Red Herrings, Corpses and Canny Deduction

Inspector McEye

by Lunchtime O'Critick

Canny Act's production of A Murder at Barras Hall had it all. A murder, intrigue, some terrible jokes and some fine acting and production.

The ensemble should be congratulated for turning the cosy surroundings of Kinneff Village Hall into the Drawing Room of a fine Country House, complete with Chesterfield and Grandfather clock.

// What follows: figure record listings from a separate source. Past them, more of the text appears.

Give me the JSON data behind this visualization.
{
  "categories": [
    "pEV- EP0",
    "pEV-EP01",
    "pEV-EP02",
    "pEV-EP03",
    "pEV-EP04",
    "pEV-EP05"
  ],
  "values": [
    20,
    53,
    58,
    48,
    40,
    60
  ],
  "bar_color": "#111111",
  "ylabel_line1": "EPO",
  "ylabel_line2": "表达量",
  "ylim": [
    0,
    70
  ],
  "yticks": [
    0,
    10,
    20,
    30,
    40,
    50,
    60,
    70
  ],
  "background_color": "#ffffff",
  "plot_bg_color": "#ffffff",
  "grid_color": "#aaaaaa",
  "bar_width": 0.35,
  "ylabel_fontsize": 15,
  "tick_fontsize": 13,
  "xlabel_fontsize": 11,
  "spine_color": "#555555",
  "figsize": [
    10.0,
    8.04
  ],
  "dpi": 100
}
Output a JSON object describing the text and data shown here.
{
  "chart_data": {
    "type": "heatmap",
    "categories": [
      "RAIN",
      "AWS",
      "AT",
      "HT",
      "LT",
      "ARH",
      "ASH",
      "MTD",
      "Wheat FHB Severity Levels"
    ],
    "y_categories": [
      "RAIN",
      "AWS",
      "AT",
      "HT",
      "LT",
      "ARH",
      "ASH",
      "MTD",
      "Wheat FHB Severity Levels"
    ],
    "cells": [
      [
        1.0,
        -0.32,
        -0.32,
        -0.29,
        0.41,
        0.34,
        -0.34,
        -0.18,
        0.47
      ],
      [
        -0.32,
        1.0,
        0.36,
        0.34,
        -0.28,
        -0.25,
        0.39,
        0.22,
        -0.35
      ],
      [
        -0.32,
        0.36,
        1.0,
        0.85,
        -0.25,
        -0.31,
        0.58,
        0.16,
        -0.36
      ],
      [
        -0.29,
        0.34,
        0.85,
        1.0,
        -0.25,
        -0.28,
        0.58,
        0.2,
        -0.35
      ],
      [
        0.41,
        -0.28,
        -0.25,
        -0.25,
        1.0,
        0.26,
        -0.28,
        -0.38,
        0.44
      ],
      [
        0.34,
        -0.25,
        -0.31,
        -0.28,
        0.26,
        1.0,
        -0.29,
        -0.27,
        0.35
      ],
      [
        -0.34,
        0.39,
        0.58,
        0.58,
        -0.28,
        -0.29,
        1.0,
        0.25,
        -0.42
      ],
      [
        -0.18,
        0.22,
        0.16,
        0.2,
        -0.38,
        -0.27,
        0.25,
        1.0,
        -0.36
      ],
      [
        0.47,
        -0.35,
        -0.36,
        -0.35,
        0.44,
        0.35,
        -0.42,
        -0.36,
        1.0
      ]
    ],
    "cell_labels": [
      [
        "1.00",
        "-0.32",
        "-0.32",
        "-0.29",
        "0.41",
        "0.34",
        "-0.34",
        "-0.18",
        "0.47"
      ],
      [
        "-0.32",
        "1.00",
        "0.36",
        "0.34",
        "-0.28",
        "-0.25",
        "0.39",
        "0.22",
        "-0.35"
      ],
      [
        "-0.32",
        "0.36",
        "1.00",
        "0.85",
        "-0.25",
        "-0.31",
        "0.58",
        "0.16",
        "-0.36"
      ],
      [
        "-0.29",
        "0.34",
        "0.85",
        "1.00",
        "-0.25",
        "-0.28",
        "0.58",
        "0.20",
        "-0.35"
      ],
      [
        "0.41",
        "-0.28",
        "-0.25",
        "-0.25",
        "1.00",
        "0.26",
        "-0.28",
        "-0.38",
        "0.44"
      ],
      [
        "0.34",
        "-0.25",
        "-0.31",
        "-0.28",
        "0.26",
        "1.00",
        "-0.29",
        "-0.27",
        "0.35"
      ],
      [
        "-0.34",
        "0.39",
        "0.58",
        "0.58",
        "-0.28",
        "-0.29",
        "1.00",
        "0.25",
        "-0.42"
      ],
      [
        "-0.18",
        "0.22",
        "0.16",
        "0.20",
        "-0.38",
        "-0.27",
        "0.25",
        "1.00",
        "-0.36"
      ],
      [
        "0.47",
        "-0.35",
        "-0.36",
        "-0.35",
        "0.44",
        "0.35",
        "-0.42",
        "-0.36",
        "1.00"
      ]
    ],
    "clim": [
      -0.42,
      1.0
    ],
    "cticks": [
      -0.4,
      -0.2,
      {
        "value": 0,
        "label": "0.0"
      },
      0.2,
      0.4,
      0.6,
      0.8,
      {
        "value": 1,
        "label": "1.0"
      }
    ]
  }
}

The script, (adapted from an original) although almost entirely re written by director Chris Rodger crackled along at pace where needed, and slowed  occasionaly to give the audience half a chance to keep up . Slightly world weary, always-gets-his murderer Inspector McEye (Phil Murray) and his not too bright and over keen sidekick McNuggett (Ceri Webster) were a great team with superb comic timing, and drole delivery. The members of the household, Cook (The Gardener), Gardener (The Cook), Butler ( the Guest) you get the picture, added nicely placed cameoes to keep the audience always one step behind in trying to unravel the question of who killed the Old Lady of the House.  Marc Taylor, Debbie Murray, Cate Armstrong all keeping the audience guessing.

"May I congratulate you and the rest of the cast for a most enjoyable afternoon's entertainment that I have seen in a long time. Everyone was brilliant, especially the women who played the male roles. The lighting, sound, and stage were of a very high standard which made it such a brilliant play. All the best for your next event."

Strong and word perfect acting from Liz Croughan as the flirty fashion designer and the soon to be disinherited Son, Mr Duck (Karen Hales) demonstrated  an ability to hold the audiences' attention, and act with seamless aplomb, and keep the story moving. This pair of stalwart Canny Act thespians must not be type cast in whatever the next offering from this fine troupe may be. (Liz the flirt and Karen playing a man!)

Susan MacRae as the Butler (isn't it the Butler who always commits the crime in these sort of plays?) was magnificent and hilarious as the deaf, but very Canny servant, who inherited in the end.Cleaner,Anne Marie Rennie(Elsie) provided the surreal moments, dumping a Red Herring (literally) and a dead rat into the story, and provided the silhouette of the soon to be corpse, as well as the dim, nail filing secretary. Sir Jock (Jock Cantley) was in his element as the know all old buffer, chipping in his lines with a cut glass accent to spar with that of Debbie Murray.
Nigel King's crazed vicar  McJolly set the audiences mind thinking as to if there may be another possible murderer with a brief appearance and a pulpit rant, before normal service was resumed.

All in all a great evenings entertainment. What talent the village has, when you consider the whole production from the first class set (constructed by Ian Rennie), Lighting (Chris Rodger), Music (Nigel King) and sound and effects (Tom Rosewier)  in addition to the backstage (Steph and Joseph Rodger, Frances Crabb ,Anne Steed (Top notch costumes) and all the others involved are all from the village .Well done Canny Act, roll on the next production!!